What one calls it does not change the behavior. And aside that the system could perfectly well be designed that this pragma changes that `str` is synonymous with either `bytes` or `unicode` depending on it's state.
What about subclasses or type wrappers? What about functions that return bytes or utf8 strings? How would you handle code that then calls “.startswith()” on a returned string/bytes value?
You would now which is which by using the pragma or not.
Not using the pragma defaults to the old behavior, as said, one only receives the new, breaking behavior, when one opts in.
Python could even support always opting in by a configuration file option for those that really want it and don't want to add the pragma at the top of every file.
> A language pragma that fundamentally alters a built in type across all the code you have in a program is never going to work and pushes the burden onto library authors to support a large matrix of different behaviours and types.
Opposed to the burden they already had of maintaining a 2 and 3 version?
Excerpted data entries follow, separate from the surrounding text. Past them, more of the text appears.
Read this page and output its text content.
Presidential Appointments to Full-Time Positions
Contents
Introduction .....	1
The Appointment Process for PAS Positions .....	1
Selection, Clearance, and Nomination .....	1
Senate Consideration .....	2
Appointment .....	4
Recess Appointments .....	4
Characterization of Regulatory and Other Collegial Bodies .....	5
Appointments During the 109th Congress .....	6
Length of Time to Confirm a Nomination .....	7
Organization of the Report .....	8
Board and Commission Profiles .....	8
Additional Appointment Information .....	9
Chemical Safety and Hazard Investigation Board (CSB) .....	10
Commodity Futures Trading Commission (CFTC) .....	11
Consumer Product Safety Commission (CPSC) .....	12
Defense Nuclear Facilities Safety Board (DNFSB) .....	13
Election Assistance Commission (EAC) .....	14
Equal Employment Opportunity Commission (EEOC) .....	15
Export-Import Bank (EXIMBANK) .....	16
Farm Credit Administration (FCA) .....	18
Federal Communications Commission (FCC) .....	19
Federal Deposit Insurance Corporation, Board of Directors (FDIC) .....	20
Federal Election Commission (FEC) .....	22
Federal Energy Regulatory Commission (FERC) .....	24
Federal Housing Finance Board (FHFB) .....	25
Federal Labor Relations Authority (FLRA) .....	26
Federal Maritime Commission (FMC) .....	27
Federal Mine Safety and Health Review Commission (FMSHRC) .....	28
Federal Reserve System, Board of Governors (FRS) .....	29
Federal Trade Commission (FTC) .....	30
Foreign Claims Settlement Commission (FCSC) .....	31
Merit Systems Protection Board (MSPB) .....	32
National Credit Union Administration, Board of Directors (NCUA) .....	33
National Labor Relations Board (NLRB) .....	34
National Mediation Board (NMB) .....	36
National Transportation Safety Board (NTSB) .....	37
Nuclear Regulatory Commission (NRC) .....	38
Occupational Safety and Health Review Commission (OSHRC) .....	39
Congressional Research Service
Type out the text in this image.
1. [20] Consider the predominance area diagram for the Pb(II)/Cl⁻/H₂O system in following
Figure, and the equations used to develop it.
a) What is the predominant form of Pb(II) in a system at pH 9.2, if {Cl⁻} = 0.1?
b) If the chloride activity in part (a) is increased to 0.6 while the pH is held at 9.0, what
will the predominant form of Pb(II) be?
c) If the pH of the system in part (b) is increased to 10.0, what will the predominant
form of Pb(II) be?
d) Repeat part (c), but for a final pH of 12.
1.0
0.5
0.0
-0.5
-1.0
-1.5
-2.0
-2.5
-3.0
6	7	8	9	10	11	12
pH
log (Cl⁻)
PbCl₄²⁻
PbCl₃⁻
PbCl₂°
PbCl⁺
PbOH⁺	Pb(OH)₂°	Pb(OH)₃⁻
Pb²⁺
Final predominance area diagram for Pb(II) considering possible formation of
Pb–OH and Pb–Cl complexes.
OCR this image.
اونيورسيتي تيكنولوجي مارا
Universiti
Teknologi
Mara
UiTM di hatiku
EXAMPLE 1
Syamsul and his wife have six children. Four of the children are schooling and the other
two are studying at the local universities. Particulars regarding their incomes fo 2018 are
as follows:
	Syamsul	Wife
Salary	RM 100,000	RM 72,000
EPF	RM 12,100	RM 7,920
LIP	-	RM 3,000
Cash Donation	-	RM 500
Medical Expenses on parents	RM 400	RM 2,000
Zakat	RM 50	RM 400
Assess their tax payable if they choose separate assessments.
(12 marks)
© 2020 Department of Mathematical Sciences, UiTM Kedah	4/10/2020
Any new code can of course always return `unicode` rather than `str` which in this scheme is normally `bytes` but becomes `unicode` with the pragma.
It would make the already ridiculous py2 str/bytes situation even more ridiculous.
> Having two almost separate object models in the same language is rather silly.
Yes, it is, and you will find that most languages are full of such legacy things that no new code uses but are simply for legacy purposes.
“It is silly.” turns out to be a rather small price to pay to achieve. “We have not broken backwards compatibility.”.